Foto: Mario P. Rodrigues

Der Bundesverband Güterkraftverkehr, Logistik und Entsorgung (BGL) begrüßt das Mobilitätspaket der EU-Kommission. Hauptgeschäftsführer Prof. Dr. Dirk Engelhardt glaubt jedoch, dass es eine Mammutaufgabe sein wird, dazu einen Kompromiss mit den mittel- und osteuropäischen Ländern zu finden. Den Vorstoß zur Regelung der regelmäßigen Wochenruhezeit hält er für vernünftig. Engelhardt spricht sich im Gespräch mit der Redaktion trans aktuell auch für effektivere Kontrollen aus, um schwarze Schafe zu erkennen und aus dem Verkehr zu ziehen.

trans aktuell: Herr Professor Engelhardt, die EU-Kommission hat ihr lange erwartetes Mobilitätspaket vorgelegt. Ist es der große Wurf?

Prof. Engelhardt: Es ist grundsätzlich positiv, dass sich die EU-Kommission bei wichtigen Themen um eine europaweite Lösung bemüht. Bei den mittel- und osteuropäischen Staaten hat das Paket jedoch einen Aufschrei ausgelöst. Es wird daher eine Mammutaufgabe sein und Kompromisse erfordern, bis wir eine europäische Linie und ein Ergebnis haben. Wir gehen davon aus, dass dieser Prozess noch zwei Jahre dauern kann.

Welche Punkte bergen den größten Sprengstoff?

Da wäre einmal der Vorschlag, dass die Entsenderichtlinie nach drei Tagen greifen soll. Das ist vielleicht gut gemeint, weil die Lohnbuchhaltungen sich dann nicht mit 27 Mindestlohnregeln in Europa beschäftigen müssen. Andererseits schafft ein Lkw im Schnitt bei 60 km/h und neun Stunden Lenkzeit am Tag nur 540 Kilometer, an drei Tagen also 1.620 Kilometer. Das reicht nicht, um nach einer Tour alle Staaten auf dem Rückweg zu durchqueren. Bei einem Stau in Italien ist dieser Zeitraum schnell ausgereizt.
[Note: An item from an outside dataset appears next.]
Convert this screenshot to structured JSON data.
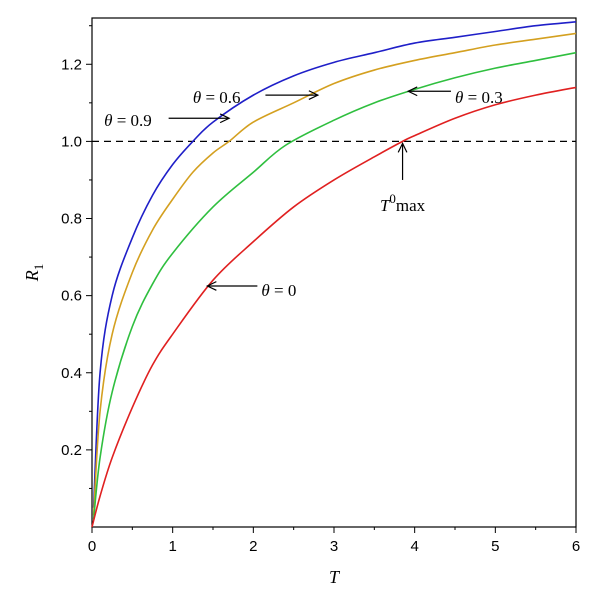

Der nächste Knackpunkt ist die Kabotage, die fortan über einen Zeitraum von fünf Tagen gelten soll. Ist das in Ihrem Sinne?

Die Entsenderichtlinie soll für die Kabotage neuerdings schon ab der ersten Fahrt gelten, was positiv ist. Positiv ist auch, dass vom ersten Tag an der Mindestlohn des jeweiligen Landes gelten soll. Allerdings lehnen wir eine Ausdehnung der Kabotage auf fünf Tage ab. Dann befördert ein polnischer Unternehmer einen Sack Zement nach Deutschland und fährt anschließend legal fünf Tage Binnentransporte in Deutschland. Am Freitag geht es retour, und am Montag beginnt das Spiel von vorn. Das kann nicht Sinn und Zweck einer Kabotage-Regelung sein.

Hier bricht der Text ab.